Inspired by an episode of the 99 Points Podcast, and because I’m bored and haven’t done anything worth blogging about lately…
#5. KITT (Knight Rider) — There are lots of choices for transportation, granted: Batmobile … Invisible Aston Martin Vanquish … Blade Runner Spinner … Landspeeder … and so on. Thing is though, talking cars are cool. Plus, if I had a black ’83 Trans Am in factory condition, I could grow my mullet back and get away with it.
#4. Nerve-Impulse Activated Wrist-Dart Launcher (Moonraker) — I am of course assuming that this inconspicuous little device is accurate up to 25 or 30 feet.
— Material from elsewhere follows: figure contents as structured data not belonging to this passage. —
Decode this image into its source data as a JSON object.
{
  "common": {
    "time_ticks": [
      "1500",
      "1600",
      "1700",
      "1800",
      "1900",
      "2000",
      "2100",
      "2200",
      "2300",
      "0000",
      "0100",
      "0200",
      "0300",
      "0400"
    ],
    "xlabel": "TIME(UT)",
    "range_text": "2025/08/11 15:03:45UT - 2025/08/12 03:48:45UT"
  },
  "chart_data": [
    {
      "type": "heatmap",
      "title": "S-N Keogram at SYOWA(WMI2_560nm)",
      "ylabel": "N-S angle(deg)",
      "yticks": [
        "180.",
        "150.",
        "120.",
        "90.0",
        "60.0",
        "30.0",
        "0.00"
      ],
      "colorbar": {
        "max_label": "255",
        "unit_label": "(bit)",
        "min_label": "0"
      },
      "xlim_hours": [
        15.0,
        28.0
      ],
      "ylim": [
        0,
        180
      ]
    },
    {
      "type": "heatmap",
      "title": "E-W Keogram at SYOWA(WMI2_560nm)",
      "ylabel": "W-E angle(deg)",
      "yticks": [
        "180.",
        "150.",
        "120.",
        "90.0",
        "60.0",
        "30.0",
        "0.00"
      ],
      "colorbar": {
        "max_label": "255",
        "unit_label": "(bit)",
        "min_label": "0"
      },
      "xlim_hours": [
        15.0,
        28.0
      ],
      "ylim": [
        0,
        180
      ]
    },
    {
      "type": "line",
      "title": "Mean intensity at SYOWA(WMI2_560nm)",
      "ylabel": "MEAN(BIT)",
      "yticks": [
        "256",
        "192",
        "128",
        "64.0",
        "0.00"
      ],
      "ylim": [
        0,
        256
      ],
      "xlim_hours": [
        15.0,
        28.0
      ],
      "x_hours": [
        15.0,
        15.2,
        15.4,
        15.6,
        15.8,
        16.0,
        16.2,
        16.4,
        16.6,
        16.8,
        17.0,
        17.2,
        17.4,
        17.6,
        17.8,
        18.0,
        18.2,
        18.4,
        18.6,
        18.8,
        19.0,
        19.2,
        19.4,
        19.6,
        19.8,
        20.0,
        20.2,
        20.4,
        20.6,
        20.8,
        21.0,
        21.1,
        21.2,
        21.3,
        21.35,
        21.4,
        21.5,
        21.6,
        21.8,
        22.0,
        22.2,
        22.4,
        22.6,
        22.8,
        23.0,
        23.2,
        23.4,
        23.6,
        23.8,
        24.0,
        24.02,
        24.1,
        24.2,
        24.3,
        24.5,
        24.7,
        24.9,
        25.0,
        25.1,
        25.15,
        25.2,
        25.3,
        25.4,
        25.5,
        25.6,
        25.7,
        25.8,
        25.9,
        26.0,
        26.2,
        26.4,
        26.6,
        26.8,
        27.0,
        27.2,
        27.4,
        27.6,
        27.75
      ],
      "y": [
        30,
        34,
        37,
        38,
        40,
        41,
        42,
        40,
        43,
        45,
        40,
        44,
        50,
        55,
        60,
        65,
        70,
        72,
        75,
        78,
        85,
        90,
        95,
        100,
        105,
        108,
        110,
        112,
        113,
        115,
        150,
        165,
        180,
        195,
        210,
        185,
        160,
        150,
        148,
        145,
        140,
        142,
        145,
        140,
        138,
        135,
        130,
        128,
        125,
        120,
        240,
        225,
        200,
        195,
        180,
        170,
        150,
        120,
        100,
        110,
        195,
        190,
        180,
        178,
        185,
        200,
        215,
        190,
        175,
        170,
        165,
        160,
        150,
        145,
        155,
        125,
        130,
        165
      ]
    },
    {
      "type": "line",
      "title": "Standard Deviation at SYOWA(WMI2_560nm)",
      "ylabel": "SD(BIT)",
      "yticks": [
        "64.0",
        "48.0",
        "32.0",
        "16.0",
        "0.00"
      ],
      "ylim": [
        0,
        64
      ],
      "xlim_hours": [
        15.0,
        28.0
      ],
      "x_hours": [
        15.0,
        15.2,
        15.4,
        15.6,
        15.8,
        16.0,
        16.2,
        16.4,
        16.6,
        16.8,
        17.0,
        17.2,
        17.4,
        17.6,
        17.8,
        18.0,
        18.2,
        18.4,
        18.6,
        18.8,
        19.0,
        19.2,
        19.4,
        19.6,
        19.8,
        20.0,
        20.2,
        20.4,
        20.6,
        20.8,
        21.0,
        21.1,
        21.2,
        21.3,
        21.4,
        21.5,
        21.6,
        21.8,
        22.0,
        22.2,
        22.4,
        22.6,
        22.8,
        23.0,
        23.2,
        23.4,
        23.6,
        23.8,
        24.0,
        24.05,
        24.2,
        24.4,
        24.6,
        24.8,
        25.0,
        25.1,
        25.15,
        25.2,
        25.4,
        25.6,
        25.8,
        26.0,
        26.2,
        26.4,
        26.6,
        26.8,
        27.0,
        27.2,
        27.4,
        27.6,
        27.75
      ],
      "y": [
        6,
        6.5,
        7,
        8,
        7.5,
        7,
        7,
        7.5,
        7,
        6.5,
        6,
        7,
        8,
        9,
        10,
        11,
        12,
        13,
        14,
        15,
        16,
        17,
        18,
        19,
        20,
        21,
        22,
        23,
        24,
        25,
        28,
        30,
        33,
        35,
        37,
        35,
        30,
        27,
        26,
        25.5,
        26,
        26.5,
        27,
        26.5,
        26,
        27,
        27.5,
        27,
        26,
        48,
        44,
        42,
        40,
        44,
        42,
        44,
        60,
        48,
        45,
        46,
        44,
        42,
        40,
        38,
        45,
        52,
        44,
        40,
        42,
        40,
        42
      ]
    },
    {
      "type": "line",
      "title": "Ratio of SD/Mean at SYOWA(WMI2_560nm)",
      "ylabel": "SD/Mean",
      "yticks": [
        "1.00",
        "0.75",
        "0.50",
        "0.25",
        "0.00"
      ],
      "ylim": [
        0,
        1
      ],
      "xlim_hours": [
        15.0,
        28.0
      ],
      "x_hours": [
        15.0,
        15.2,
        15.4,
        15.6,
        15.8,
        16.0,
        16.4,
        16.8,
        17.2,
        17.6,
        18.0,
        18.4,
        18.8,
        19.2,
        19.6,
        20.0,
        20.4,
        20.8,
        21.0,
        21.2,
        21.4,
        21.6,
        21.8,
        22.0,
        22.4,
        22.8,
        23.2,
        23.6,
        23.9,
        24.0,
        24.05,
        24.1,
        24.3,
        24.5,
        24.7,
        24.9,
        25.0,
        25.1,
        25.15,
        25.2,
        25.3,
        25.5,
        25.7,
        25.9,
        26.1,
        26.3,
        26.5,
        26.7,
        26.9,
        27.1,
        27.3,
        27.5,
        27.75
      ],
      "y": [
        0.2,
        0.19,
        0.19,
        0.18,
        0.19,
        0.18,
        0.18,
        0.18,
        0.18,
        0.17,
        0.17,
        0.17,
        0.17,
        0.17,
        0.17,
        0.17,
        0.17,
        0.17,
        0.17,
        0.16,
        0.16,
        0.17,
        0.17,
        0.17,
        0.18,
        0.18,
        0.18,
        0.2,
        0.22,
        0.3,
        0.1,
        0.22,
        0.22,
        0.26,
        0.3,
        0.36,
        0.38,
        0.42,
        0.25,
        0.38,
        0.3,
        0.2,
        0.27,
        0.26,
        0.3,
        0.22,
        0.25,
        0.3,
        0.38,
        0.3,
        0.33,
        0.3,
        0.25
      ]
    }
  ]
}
A simple flick of the wrist would make boring-assed powerpoint presentations (the bane of my existence) much more bearable.
“As you can clearly see from this next slide, our product …” <snick> ” … Mr. Snider! … Why!? …” <thud></thud></snick>
It would also come in handy for clearing out long lines at the coffee island at the gas station in the morning.
#3. Neuralizer(Men in Black) — Much more effective than the old Jedi Mind Trick as it works on large groups of people — even the not-so weak-minded.
“Now listen up! You did not just see an error message flash on the screen caused by our inept integration specialist. Swamp gas from a weather balloon reflected the light of Venus and put a glare on your monitor at just the right angle that it only looked like a blue screen of death. Oh, and also, Darrin is a fantastic employee and you are planning to give him a 10K/year raise and let him handle the Dreamgirlz Showclub account.”
#2. Holodeck (Star Trek) — Sort of a toss-up between this and replicators. Yeah, replicators are cool and all, but if the first floor of my house were a holodeck, I wouldn’t need all that stuff for the “real world” because I would never go there. Plus it makes decorating incredibly easy.
“Computer: Go to bachelor pad mode and give me one red-headed cocktail waitress and one brunette stewardess … both over 5’10” with D-cups and low self-esteem.”
“Computer: Enlarge plasma TV by 75%”
“Computer: Delete couch and enlarge poker table by 200%”
“Computer: Delete fireplace and add volcanic pit with retractable man-trap cage.”
Oh, it doesn’t get boring.
#1. Magic Movie Ticket (Last Action Hero) — Continuing on that theme … sucky movie, yes … but geez, consider the possibilities if you weren’t a ten year old boy with an uncomfortable man-crush on Arnold Schwarzenegger. I mean, first off, I could actually obtain all of the cool stuff in this list … not that it matters because I’d be too busy vacationing in Rivendell, living with the discarded slave girls in the late Jabba-the-Hutt’s now-empty palace, and commuting to the office I share with Philip Marlowe back in 1939 after I convinced him he needed to hire me to replace Miles Archer — owing to how quickly I solved that whole Maltese Falcon thing for him. Oh, who am I kidding … a guy with a porn collection the size of mine would be far too busy in the alternate universe where bank tellers giggle and tear off their close at lame jokes like, “I’d like to make a … ‘deposit’,” to do all that jet-setting.